A new analysis of hospitalization rates from the University of Minnesota showed African American, Hispanic, American Indian and Alaskan Native populations in the United States are significantly more likely to be hospitalized due to COVID-19 than whites.
The study, published Monday in JAMA Internal Medicine, found significant disparities among racial and ethnic groups after reviewing nearly 49,000 COVID-19 hospitalizations over a two-month period in the 12 U.S. states that report such data for hospital patients.
"The unique clinical, financial and social impacts of COVID-19 on racial and ethnic populations that are often systematically marginalized in our society must be well understood in order to design and establish effective and equitable infrastructure solutions," said Pinar Karaca-Mandic, professor and academic director of the Medical Industry Leadership Institute in the University of Minnesota Carlson School, and the study's lead author.
The study found that the African American were hospitalized at higher rates than those who were white in all 12 states reporting data, with Ohio, Minnesota and Indiana having the largest disparities.

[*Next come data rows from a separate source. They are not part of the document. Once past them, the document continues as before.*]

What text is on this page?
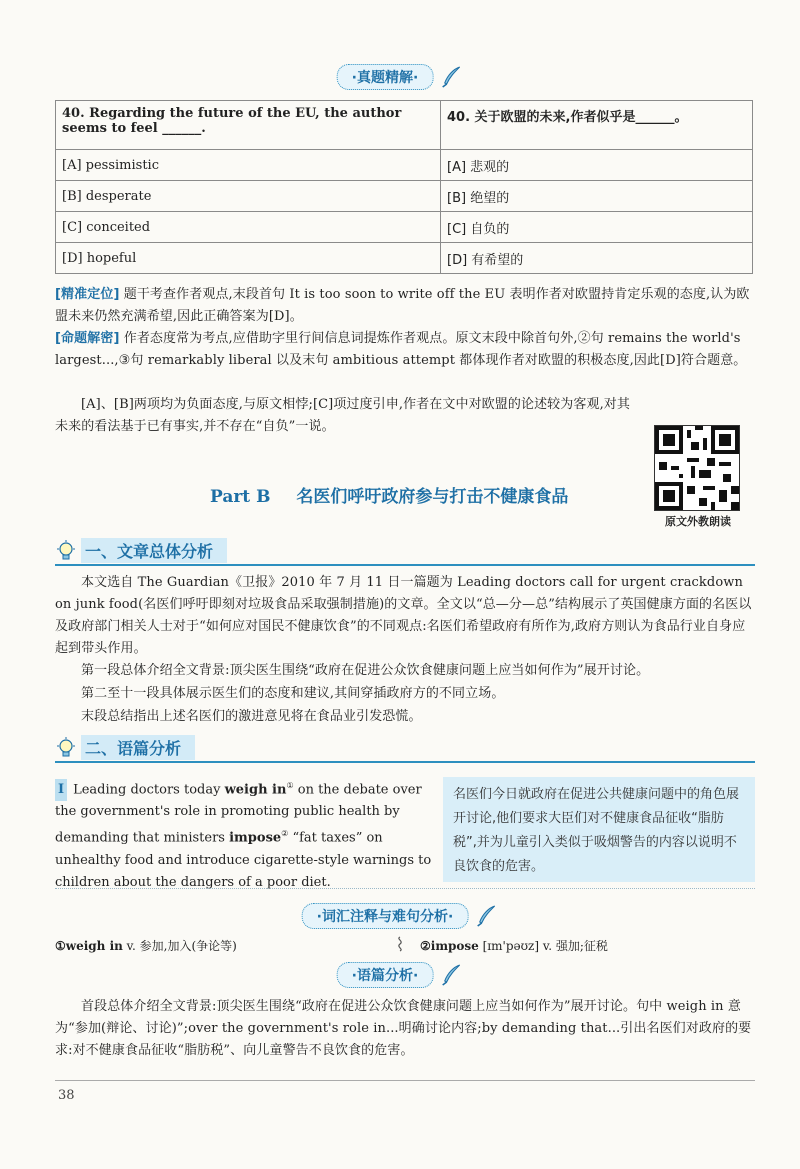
·真题精解·
40. Regarding the future of the EU, the author seems to feel ______.	40. 关于欧盟的未来,作者似乎是______。
[A] pessimistic	[A] 悲观的
[B] desperate	[B] 绝望的
[C] conceited	[C] 自负的
[D] hopeful	[D] 有希望的
[精准定位] 题干考查作者观点,末段首句 It is too soon to write off the EU 表明作者对欧盟持肯定乐观的态度,认为欧盟未来仍然充满希望,因此正确答案为[D]。
[命题解密] 作者态度常为考点,应借助字里行间信息词提炼作者观点。原文末段中除首句外,②句 remains the world's largest...,③句 remarkably liberal 以及末句 ambitious attempt 都体现作者对欧盟的积极态度,因此[D]符合题意。
[A]、[B]两项均为负面态度,与原文相悖;[C]项过度引申,作者在文中对欧盟的论述较为客观,对其未来的看法基于已有事实,并不存在“自负”一说。
原文外教朗读
Part B 名医们呼吁政府参与打击不健康食品
一、文章总体分析
本文选自 The Guardian《卫报》2010 年 7 月 11 日一篇题为 Leading doctors call for urgent crackdown on junk food(名医们呼吁即刻对垃圾食品采取强制措施)的文章。全文以“总—分—总”结构展示了英国健康方面的名医以及政府部门相关人士对于“如何应对国民不健康饮食”的不同观点:名医们希望政府有所作为,政府方则认为食品行业自身应起到带头作用。
第一段总体介绍全文背景:顶尖医生围绕“政府在促进公众饮食健康问题上应当如何作为”展开讨论。
第二至十一段具体展示医生们的态度和建议,其间穿插政府方的不同立场。
末段总结指出上述名医们的激进意见将在食品业引发恐慌。
二、语篇分析
I Leading doctors today weigh in① on the debate over the government's role in promoting public health by demanding that ministers impose② “fat taxes” on unhealthy food and introduce cigarette-style warnings to children about the dangers of a poor diet.
名医们今日就政府在促进公共健康问题中的角色展开讨论,他们要求大臣们对不健康食品征收“脂肪税”,并为儿童引入类似于吸烟警告的内容以说明不良饮食的危害。
·词汇注释与难句分析·
①weigh in v. 参加,加入(争论等)	②impose [ɪm'pəʊz] v. 强加;征税
·语篇分析·
首段总体介绍全文背景:顶尖医生围绕“政府在促进公众饮食健康问题上应当如何作为”展开讨论。句中 weigh in 意为“参加(辩论、讨论)”;over the government's role in...明确讨论内容;by demanding that...引出名医们对政府的要求:对不健康食品征收“脂肪税”、向儿童警告不良饮食的危害。
38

The Hispanic were hospitalized at higher rates than those who were white in 10 of the 11 states reporting this data, with Virginia, Utah and Rhode Island with the largest disparities, according to the study.
The American Indian and Alaskan Native were hospitalized at higher rates than whites in the eight states reporting data.
Researchers note the disparities found in other population groups are largely reversed among Asian communities. In six of the 10 states that reported data for the Asian group, the proportion of hospitalizations was lower relative to their population representation.
In Massachusetts, individuals who identify as Asian comprise 7 percent of the population but only 4 percent of the COVID-19 hospitalizations, according to the study.